En los pasillos internos del Teatro Solís siempre hay silencio. Hay escaleras que funcionan como unos laberintos blancos con escalones grises y barandas de hierro que conectan un piso con otro, un espacio con otro. Después de atravesar una de ellas estamos, de pronto, en la sala Delmira Agustini, que aún tiene unas sillas negras perfectamente ordenadas. Es que esta mañana la Comedia Nacional presentó allí su programación para 2022.
“Igual no es la sala lo que quería mostrarte”, dice Juan. Abre una puerta y salimos a una de las terrazas, la terraza de la Delmira. Desde aquí todo se ve distinto: la fachada -tan cercana- las arañas de la entrada principal del teatro, el piso en damero (similar a un tablero de ajedrez). Todo tiene, desde esta terraza sobre la que ahora, a las cuatro de la tarde el sol cae con toda su fuerza, otro color, otra forma.
Vestuario.
Marcelo de los Santos trabaja en el teatro desde 2004 y actualmente es vestuarista
de la Comedia Nacional. Después de subir y bajar escaleras y de atravesar la sala, nos lleva a un ascensor que está oculto sobre el extremo derecho del escenario. En el interior tiene unas luces violetas medio azuladas. Es, explica Marcelo, para que cuando hay función la luz blanca e intensa de los ascensores no interfiera en lo que está pasando en el escenario.

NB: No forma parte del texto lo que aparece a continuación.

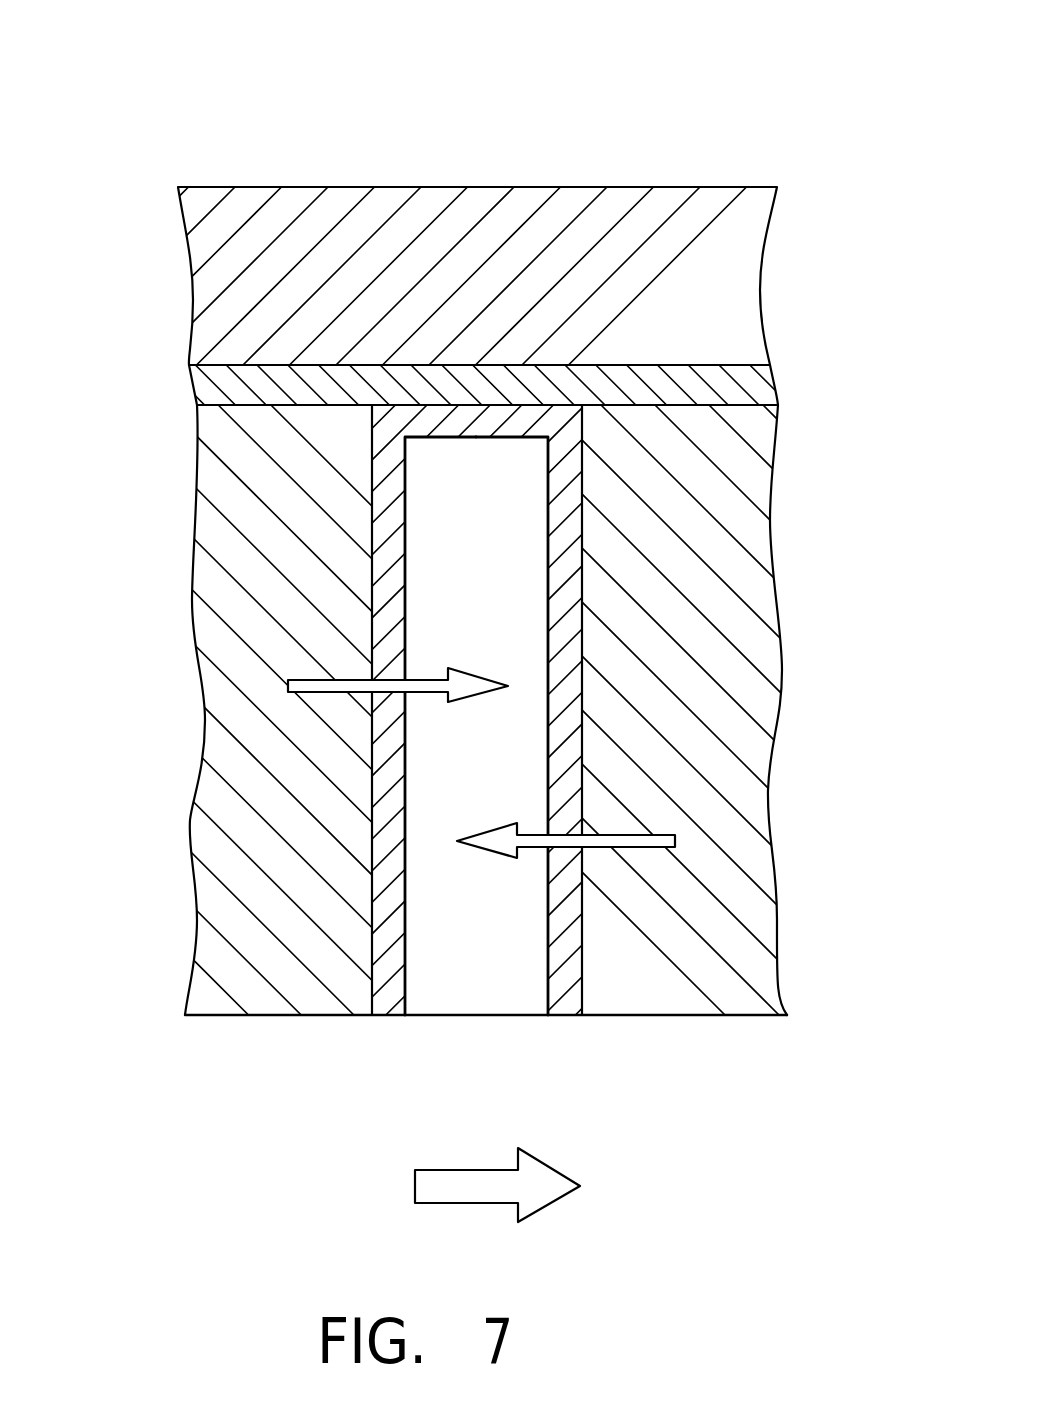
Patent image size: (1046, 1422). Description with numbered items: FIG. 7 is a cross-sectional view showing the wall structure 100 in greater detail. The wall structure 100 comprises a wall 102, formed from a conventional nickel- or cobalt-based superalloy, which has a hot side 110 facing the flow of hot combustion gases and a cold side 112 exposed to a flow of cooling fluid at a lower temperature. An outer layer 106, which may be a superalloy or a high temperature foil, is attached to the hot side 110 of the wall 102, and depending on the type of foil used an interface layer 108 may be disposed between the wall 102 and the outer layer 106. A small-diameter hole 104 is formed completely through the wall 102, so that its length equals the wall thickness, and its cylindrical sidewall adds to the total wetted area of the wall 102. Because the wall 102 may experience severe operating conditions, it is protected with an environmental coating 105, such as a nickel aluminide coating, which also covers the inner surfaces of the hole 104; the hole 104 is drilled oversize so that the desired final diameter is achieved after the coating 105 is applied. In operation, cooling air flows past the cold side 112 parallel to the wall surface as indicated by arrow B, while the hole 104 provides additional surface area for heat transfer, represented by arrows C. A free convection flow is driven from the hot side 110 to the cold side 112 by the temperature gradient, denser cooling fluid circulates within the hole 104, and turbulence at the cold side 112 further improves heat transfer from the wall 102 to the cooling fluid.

The wall structure 100 is at (748, 95).
The wall 102 is at (737, 640).
The holes 104 is at (567, 940).
The environmental coating 105 is at (395, 1003).
The outer layer 106 is at (733, 260).
The interface layer 108 is at (747, 388).
The hot side 110 is at (205, 403).
The cold side 112 is at (758, 1015).
The arrows C is at (425, 678).
The arrow B is at (477, 1168).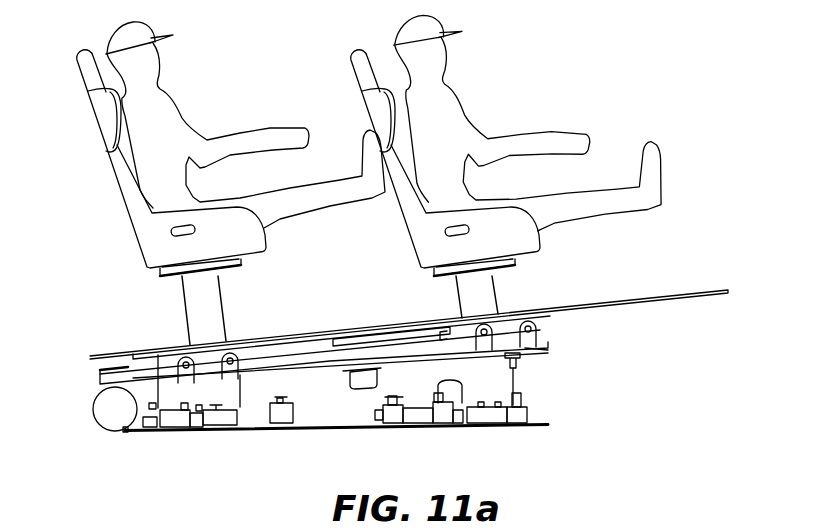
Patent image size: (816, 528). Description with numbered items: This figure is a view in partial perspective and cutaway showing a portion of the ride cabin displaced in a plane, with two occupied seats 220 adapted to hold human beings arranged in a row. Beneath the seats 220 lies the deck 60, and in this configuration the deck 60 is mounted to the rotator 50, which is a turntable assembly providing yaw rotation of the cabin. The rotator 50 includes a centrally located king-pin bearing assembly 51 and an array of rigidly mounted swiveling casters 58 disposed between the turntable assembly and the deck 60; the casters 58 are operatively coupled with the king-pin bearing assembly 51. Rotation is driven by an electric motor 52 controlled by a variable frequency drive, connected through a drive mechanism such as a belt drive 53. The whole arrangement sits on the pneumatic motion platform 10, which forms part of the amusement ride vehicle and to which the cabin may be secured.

De allí salimos a la parrilla y pasamos por un pasillo angosto y oscuro. Y entonces, lo que
aparece es el lugar más escondido del teatro y es un lugar increíble, de una belleza vetusta: se trata de un piso de cemento que está construido sobre toda la superficie de la sala principal del Solís, con unas paredes de ladrillo que terminan en un techo en punta y que, en uno de los extremos, tiene una ventana que sale a otra terraza. Es un lugar caliente. El calor se siente con
fuerza.
Aquí, ocupando todo el espacio, distribuidas en percheros, hay más de 8.500 prendas del vestuario que, desde sus inicios, ha utilizado la Comedia Nacional. La pieza más antigua es de 1948 – el elenco se fundó en 1947- . Hay vestuario de Romeo y Julieta de 1950 y de Macbeth de 1954. Hay prendas utilizadas por Estela Medina y por Levón, por Estela Castro y por Nelly Antúnez y por Enrique Guarnero y por Jorge Bolani. Hay, también, separadas en un perchero, prendas utilizadas por China Zorrilla: una camisa, por ejemplo, que es una de las primeras prendas que utilizó China como parte del elenco, en la obra Las de Barranco, y un vestido diminuto, que casi no tiene color.
Todo eso – ese laberinto de percheros – es parte de un proyecto que empezó, cuenta Marcelo, a fines de 2016. “Antes todo esto estaba en una casa alquilada y estaba en muy malas condiciones de conservación. Pero empezamos un proceso de rescate, selección y clasificación”.
Este espacio que huele a telas y a historia, quizás sea, justamente, un lugar sin tiempo: como si en esos trajes estuviera intacto todo lo que fue la Comedia Nacional, todo lo que es, aún hoy, la Comedia Nacional.
Después de más de dos horas Juan dice que, si quisiéramos, podríamos estar un día entero
recorriendo el teatro. Y aún más: el Solís es un lugar tan sublime como bestial.